The judge ruled against 18-year-old Rachel Canning, cautioning that the case could lead to a "potentially slippery slope" of claims by teenagers against their parents.
"Are we going to open the gates for 12-year-olds to sue for an Xbox? For 13-year-olds to sue for an iPhone?" State Superior Court Judge Peter Bogaard asked. "Have you ever in your experience seen a young adult, child, whatever you want to call Rachel, show such gross disrespect for her parents?"
Canning was seeking emergency relief in the form of $650 in weekly child support and wanted the remainder of her tuition paid to Morris Catholic High School, as well as attorney fees. She is also requesting that her parents, Sean and Elizabeth Canning, pay for her to attend college in the fall. The judge will rule on that at a later date.
Canning's parents say they stopped paying her bills when she moved out of their home after repeated arguments over rules and curfews.
Dressed in her school uniform and with several friends in the gallery, Rachel Canning didn't speak to reporters after the hearing. Her parents' attorney, Laurie Rush-Masuret, did.
"My clients love all of their children and are distraught that their oldest daughter feels that litigation is a better option than living together as a family," she said.
Rachel, an honor student and a cheerleader, has been staying with her best friend's family in Rockaway. The friend's father, former Morris County Freeholder John Inglesino, is bankrolling the lawsuit.
The judge also referenced a "snooty" voicemail that Rachel had made and said, "The July 2013 voicemail that Rachel left, the comments that her parents made to others about their daughter, I think that everyone needs to take a step back and realize that this family, and Rachel in particular, is well worth the effort to salvage or attempt to."
Sadly, the judge cannot rule on matters of the heart and force this family to forgive each other.
Last October, Rachel stormed out of her Lincoln Park home before turning 18 and deciding to sue for tuition and support. What should have been one family's quiet pain has become a public spectacle of their most embarrassing and hurtful accusations.
"They call themselves loving parents," Rachel's attorney Tanya Helfand said. "[Then they] paint, in my opinion, the most disgusting picture of their daughter."
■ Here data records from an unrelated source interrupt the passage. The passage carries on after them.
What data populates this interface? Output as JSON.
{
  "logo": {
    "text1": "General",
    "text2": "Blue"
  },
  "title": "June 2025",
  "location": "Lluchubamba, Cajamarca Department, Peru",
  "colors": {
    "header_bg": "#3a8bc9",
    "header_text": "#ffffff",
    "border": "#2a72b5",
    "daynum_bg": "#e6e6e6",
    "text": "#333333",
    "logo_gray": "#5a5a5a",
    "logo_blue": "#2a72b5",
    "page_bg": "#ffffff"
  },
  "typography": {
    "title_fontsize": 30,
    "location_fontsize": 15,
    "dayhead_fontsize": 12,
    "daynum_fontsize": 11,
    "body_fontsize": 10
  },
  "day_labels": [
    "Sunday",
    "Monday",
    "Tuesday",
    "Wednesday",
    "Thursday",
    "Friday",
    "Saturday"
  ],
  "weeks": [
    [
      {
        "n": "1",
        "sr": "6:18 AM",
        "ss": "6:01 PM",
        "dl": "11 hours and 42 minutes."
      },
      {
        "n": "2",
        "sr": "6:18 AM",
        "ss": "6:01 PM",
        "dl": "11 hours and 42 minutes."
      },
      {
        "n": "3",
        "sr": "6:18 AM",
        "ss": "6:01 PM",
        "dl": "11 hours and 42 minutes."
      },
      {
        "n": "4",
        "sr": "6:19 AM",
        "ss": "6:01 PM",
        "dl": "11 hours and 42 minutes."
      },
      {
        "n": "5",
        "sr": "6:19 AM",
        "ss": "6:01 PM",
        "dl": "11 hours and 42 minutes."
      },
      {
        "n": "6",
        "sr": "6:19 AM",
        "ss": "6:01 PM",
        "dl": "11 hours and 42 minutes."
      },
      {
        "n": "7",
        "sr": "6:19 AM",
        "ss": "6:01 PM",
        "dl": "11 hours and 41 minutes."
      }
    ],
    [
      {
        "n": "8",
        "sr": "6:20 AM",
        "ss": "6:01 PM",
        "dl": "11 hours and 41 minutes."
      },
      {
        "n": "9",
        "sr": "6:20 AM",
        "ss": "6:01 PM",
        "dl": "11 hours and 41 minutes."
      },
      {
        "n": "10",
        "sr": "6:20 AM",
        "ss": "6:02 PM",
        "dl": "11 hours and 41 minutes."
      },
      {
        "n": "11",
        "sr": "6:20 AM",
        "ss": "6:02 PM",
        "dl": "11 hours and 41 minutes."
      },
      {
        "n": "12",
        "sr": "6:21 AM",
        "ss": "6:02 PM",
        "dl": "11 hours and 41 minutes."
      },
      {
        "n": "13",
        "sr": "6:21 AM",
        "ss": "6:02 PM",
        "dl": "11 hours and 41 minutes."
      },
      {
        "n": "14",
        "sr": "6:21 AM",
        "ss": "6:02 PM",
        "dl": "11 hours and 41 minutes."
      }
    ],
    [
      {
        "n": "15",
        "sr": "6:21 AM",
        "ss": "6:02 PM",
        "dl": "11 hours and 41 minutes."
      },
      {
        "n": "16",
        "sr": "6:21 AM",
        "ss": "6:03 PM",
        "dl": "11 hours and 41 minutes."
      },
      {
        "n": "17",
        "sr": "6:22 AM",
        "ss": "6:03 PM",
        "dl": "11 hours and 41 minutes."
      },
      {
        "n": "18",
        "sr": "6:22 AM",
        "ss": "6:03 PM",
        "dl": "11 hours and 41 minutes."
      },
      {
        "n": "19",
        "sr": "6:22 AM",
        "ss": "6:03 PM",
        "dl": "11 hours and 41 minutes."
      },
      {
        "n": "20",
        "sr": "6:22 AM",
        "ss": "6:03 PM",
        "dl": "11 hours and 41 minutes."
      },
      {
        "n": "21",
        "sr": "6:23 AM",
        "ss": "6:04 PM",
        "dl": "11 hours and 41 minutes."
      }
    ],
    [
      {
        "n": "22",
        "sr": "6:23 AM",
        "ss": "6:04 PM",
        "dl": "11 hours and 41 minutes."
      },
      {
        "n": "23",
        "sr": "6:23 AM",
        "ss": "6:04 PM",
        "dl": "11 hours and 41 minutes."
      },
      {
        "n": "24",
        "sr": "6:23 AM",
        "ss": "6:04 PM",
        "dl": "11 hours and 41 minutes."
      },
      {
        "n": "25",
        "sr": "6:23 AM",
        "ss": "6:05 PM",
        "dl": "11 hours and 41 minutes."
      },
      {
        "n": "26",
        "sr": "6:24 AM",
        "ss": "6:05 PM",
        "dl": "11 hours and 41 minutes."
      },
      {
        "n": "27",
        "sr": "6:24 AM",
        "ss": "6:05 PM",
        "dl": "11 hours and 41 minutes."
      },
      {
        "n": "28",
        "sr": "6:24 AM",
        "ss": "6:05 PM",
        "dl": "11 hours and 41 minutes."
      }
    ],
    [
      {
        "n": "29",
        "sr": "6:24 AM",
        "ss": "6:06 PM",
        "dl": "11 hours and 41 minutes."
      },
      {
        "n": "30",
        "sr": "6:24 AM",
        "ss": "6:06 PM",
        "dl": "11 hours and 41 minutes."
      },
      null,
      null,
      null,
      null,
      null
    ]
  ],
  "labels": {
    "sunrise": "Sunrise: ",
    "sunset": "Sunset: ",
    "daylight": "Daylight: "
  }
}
According to the criminal complaint, Rachel Canning alleges verbal and physical abuse at the hands of her parents. She claims that her parents have an income in excess of $300,000 but cut off her tuition payments as punishment in the middle of the school year, blaming her for not wanted to accept the rules of the house. They also redirected her college fund, according to the complaint.
She says her father, a retired Lincoln Park police chief, left over the summer as part of ongoing discord with her mother, and that her parents only reunited after she left the house. Then, she claims, they decided jointly to cut her off.
According to the complaint, both officials at her school and her therapist have advised her not to return home, and she cites examples of other people witnessing her parents verbal abuse and contacting authorities.
She claims that her mother referred to her as "fat" and "porky," which prompted an eating disorder that cost her a basketball season after her father demanded she earn a scholarship and forbid her from seeing her boyfriend. She also says that he was inappropriately affectionate, citing an incident in which he got her drunk at a wedding and said she was his date.
Her parents dispute all the claims, saying Rachel has had disciplinary problems, including stealing credit cards, underage drinking, breaking curfew, driving under age, lying to Child Protective Services, being suspended from school, losing her position within Campus Ministry and being stripped of her cheer captaincy. They claim the abuse investigations "concluded as no abuse was found, just a spoiled child."
They cite excessive partying with her boyfriend and a complete disregard for the loving home they provided as the reasoning for which she willingly left the house.
Sean Canning spoke with Eyewitness News reporter NJ Burkett on Monday. He said that his daughter left home voluntarily because she didn't want to abide by reasonable household rules, such as being respectful, keeping a curfew and doing some chores.
"Are there privileges to living under my roof and my rules?" he said. "Yeah, private schools, new car, college education. That's what comes with living under our roof, it's going to be tough. It's going to be tough for me and my wife."
Sean Canning says this is tearing his family apart.
"We would be wholed and healed as a family if [Rachel] were back home," he said. "I think she's being enabled. I think she's being steered down the wrong area, and it's killing us. It really is."
The hearing was the first time the Cannings have seen their daughter since October of last year.